I don’t mean special as in “I love and am personally and professionally inspired by the award-winning scholars-teachers-public servants that comprise UVM’s Religion Department”though I do and I am. And I don’t mean special in an Ann Taves sort of way, though she’s raised some interesting questions. I mean religion is special in a constitutionally-protected, politically-entrenched, financially-incentivized, ignorance-at-your-own-and-our-nation’s-peril kind of way. Whether we recognize it or not, religion shapes the world around us.

You know what helps us recognize religion at work in the world? RELIGION CLASSES. 

(Hint hint, UVM.)

Here’s the good newspun intended though probably not particularly funny if you haven’t taken a course in New Testament. People want to know more about religion. Quite a few people, if 23.2 thousand downloads in the first year of Keeping It 101: A Killjoy’s Introduction to Religion Podcast (co-hosted by UVM Religion’s own Ilyse Morgenstein Fuerst and yours truly, and for which Morgenstein Fuerst won grant support from the New England Humanities Consortium) are any metric to go by. Speaking of podcasts, the Classical Ideas Podcast’s most listened-to episode of 2020 features Vicki Brennan, also of UVM Religion. (Brennan’s Singing Yoruba Christianity was also just shortlisted for the Delano Book Prize, by the way.)

UVM’s students want to know more about religion, too, if we can measure by the outpouring of community support for their Religion Department. And we can: signatures for the “Stop the University of Vermont from Cutting Religion Major” petition were at 3200 and counting at time of this writing. The petition’s author, UVM Religion major Katherine Brennan, writes, 

“Without my religion major, I would not be pursuing a law degree to advocate for religious minorities… Departmental cuts mean the loss of kind, brilliant faculty and groundbreaking religious research. The cuts mean the religious minorities on campus have less representation and advocacy. The cuts will prevent students like me from finding their passion and from being proud of their undergraduate institution.” 

Students commenting on UVM Religion’s Instagram are celebrating faculty members’ intelligence and approachability, thanking them for cultivating critical thinking skills and for the impact of their classes. UVM students are calling the decision to cut the department “gut wrenching,“ and “the worst idea UVM admins have ever had (that is REALLY saying something).”

Religion is not done with us

If this year has taught us anything, it’s that people need to know more about religion.

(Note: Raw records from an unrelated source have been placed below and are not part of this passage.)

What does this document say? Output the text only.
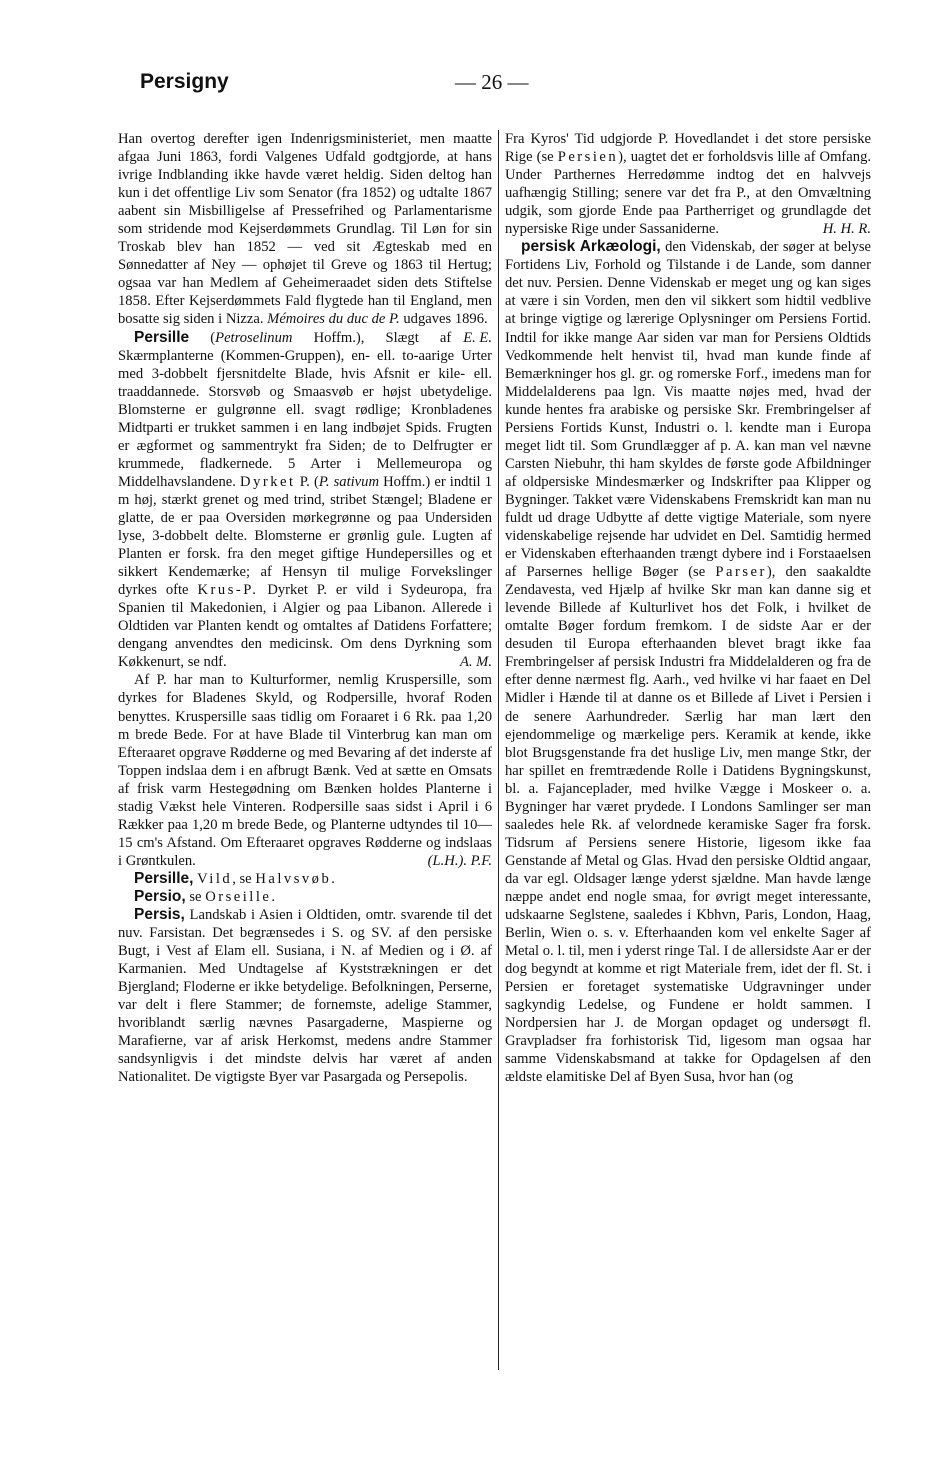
Persigny	— 26 —

Han overtog derefter igen Indenrigsministeriet, men maatte afgaa Juni 1863, fordi Valgenes Udfald godtgjorde, at hans ivrige Indblanding ikke havde været heldig. Siden deltog han kun i det offentlige Liv som Senator (fra 1852) og udtalte 1867 aabent sin Misbilligelse af Pressefrihed og Parlamentarisme som stridende mod Kejserdømmets Grundlag. Til Løn for sin Troskab blev han 1852 — ved sit Ægteskab med en Sønnedatter af Ney — ophøjet til Greve og 1863 til Hertug; ogsaa var han Medlem af Geheimeraadet siden dets Stiftelse 1858. Efter Kejserdømmets Fald flygtede han til England, men bosatte sig siden i Nizza. Mémoires du duc de P. udgaves 1896.
E. E.

Persille (Petroselinum Hoffm.), Slægt af Skærmplanterne (Kommen-Gruppen), en- ell. to-aarige Urter med 3-dobbelt fjersnitdelte Blade, hvis Afsnit er kile- ell. traaddannede. Storsvøb og Smaasvøb er højst ubetydelige. Blomsterne er gulgrønne ell. svagt rødlige; Kronbladenes Midtparti er trukket sammen i en lang indbøjet Spids. Frugten er ægformet og sammentrykt fra Siden; de to Delfrugter er krummede, fladkernede. 5 Arter i Mellemeuropa og Middelhavslandene. Dyrket P. (P. sativum Hoffm.) er indtil 1 m høj, stærkt grenet og med trind, stribet Stængel; Bladene er glatte, de er paa Oversiden mørkegrønne og paa Undersiden lyse, 3-dobbelt delte. Blomsterne er grønlig gule. Lugten af Planten er forsk. fra den meget giftige Hundepersilles og et sikkert Kendemærke; af Hensyn til mulige Forvekslinger dyrkes ofte Krus-P. Dyrket P. er vild i Sydeuropa, fra Spanien til Makedonien, i Algier og paa Libanon. Allerede i Oldtiden var Planten kendt og omtaltes af Datidens Forfattere; dengang anvendtes den medicinsk. Om dens Dyrkning som Køkkenurt, se ndf.	A. M.

Af P. har man to Kulturformer, nemlig Kruspersille, som dyrkes for Bladenes Skyld, og Rodpersille, hvoraf Roden benyttes. Kruspersille saas tidlig om Foraaret i 6 Rk. paa 1,20 m brede Bede. For at have Blade til Vinterbrug kan man om Efteraaret opgrave Rødderne og med Bevaring af det inderste af Toppen indslaa dem i en afbrugt Bænk. Ved at sætte en Omsats af frisk varm Hestegødning om Bænken holdes Planterne i stadig Vækst hele Vinteren. Rodpersille saas sidst i April i 6 Rækker paa 1,20 m brede Bede, og Planterne udtyndes til 10—15 cm's Afstand. Om Efteraaret opgraves Rødderne og indslaas i Grøntkulen.	(L.H.). P.F.

Persille, Vild, se Halvsvøb.

Persio, se Orseille.

Persis, Landskab i Asien i Oldtiden, omtr. svarende til det nuv. Farsistan. Det begrænsedes i S. og SV. af den persiske Bugt, i Vest af Elam ell. Susiana, i N. af Medien og i Ø. af Karmanien. Med Undtagelse af Kyststrækningen er det Bjergland; Floderne er ikke betydelige. Befolkningen, Perserne, var delt i flere Stammer; de fornemste, adelige Stammer, hvoriblandt særlig nævnes Pasargaderne, Maspierne og Marafierne, var af arisk Herkomst, medens andre Stammer sandsynligvis i det mindste delvis har været af anden Nationalitet. De vigtigste Byer var Pasargada og Persepolis.

Fra Kyros' Tid udgjorde P. Hovedlandet i det store persiske Rige (se Persien), uagtet det er forholdsvis lille af Omfang. Under Parthernes Herredømme indtog det en halvvejs uafhængig Stilling; senere var det fra P., at den Omvæltning udgik, som gjorde Ende paa Partherriget og grundlagde det nypersiske Rige under Sassaniderne.	H. H. R.

persisk Arkæologi, den Videnskab, der søger at belyse Fortidens Liv, Forhold og Tilstande i de Lande, som danner det nuv. Persien. Denne Videnskab er meget ung og kan siges at være i sin Vorden, men den vil sikkert som hidtil vedblive at bringe vigtige og lærerige Oplysninger om Persiens Fortid. Indtil for ikke mange Aar siden var man for Persiens Oldtids Vedkommende helt henvist til, hvad man kunde finde af Bemærkninger hos gl. gr. og romerske Forf., imedens man for Middelalderens paa lgn. Vis maatte nøjes med, hvad der kunde hentes fra arabiske og persiske Skr. Frembringelser af Persiens Fortids Kunst, Industri o. l. kendte man i Europa meget lidt til. Som Grundlægger af p. A. kan man vel nævne Carsten Niebuhr, thi ham skyldes de første gode Afbildninger af oldpersiske Mindesmærker og Indskrifter paa Klipper og Bygninger. Takket være Videnskabens Fremskridt kan man nu fuldt ud drage Udbytte af dette vigtige Materiale, som nyere videnskabelige rejsende har udvidet en Del. Samtidig hermed er Videnskaben efterhaanden trængt dybere ind i Forstaaelsen af Parsernes hellige Bøger (se Parser), den saakaldte Zendavesta, ved Hjælp af hvilke Skr man kan danne sig et levende Billede af Kulturlivet hos det Folk, i hvilket de omtalte Bøger fordum fremkom. I de sidste Aar er der desuden til Europa efterhaanden blevet bragt ikke faa Frembringelser af persisk Industri fra Middelalderen og fra de efter denne nærmest flg. Aarh., ved hvilke vi har faaet en Del Midler i Hænde til at danne os et Billede af Livet i Persien i de senere Aarhundreder. Særlig har man lært den ejendommelige og mærkelige pers. Keramik at kende, ikke blot Brugsgenstande fra det huslige Liv, men mange Stkr, der har spillet en fremtrædende Rolle i Datidens Bygningskunst, bl. a. Fajanceplader, med hvilke Vægge i Moskeer o. a. Bygninger har været prydede. I Londons Samlinger ser man saaledes hele Rk. af velordnede keramiske Sager fra forsk. Tidsrum af Persiens senere Historie, ligesom ikke faa Genstande af Metal og Glas. Hvad den persiske Oldtid angaar, da var egl. Oldsager længe yderst sjældne. Man havde længe næppe andet end nogle smaa, for øvrigt meget interessante, udskaarne Seglstene, saaledes i Kbhvn, Paris, London, Haag, Berlin, Wien o. s. v. Efterhaanden kom vel enkelte Sager af Metal o. l. til, men i yderst ringe Tal. I de allersidste Aar er der dog begyndt at komme et rigt Materiale frem, idet der fl. St. i Persien er foretaget systematiske Udgravninger under sagkyndig Ledelse, og Fundene er holdt sammen. I Nordpersien har J. de Morgan opdaget og undersøgt fl. Gravpladser fra forhistorisk Tid, ligesom man ogsaa har samme Videnskabsmand at takke for Opdagelsen af den ældste elamitiske Del af Byen Susa, hvor han (og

Americans certainly do. Public schools in the U.S. don’t offer religious literacy courses, which means most Americans are shockingly ignorant about religion. Even if we weren’t dumb bunnies (as my ninth grade algebra teacher Sister Gertrude would have said), the U.S. Constitution enshrines specific protections for religion that it does not afford any other subject in, say, a Humanities curriculum. The Constitution makes religion special in the United States, whether we like it or not. 

There’s a lot not to like, to be honest. Our current Supreme Court seems strongly inclined to further entrench conservative white christian* supremacy for decades to come. Religion shapes public health: what kind of healthcare a hospital will provide; whether your employer has to subsidize your healthcare; whether your community should expect an uptick in COVID infections shortly after the 25th of December. Religion shapes our courts, our prisons, our economy, our law enforcement, our popular culture, even our calendars. Religion is, as we say on Keeping It 101, in the floorboards. And as former Secretary of State John Kerry put it, “we ignore the global impact of religion at our peril.”

The University of Vermont might think it’s done with Religion, but it’s wrong. Religion will continue to shape UVM and Vermont, as it continues to shape our country and our world. By proposing to eliminate UVM Religion, the University of Vermont threatens to leave its students and its community less prepared to recognize and respond to religion at work in the world.

Virtuous studies and matters, indeed. 

*For a full explanation of the use of the lowercase here, see this passage in Dr. Goodwin’s Abusing Religion: Literary Persecution, Sex Scandals, and American Minority Religion (Rutgers U. Press, 2020).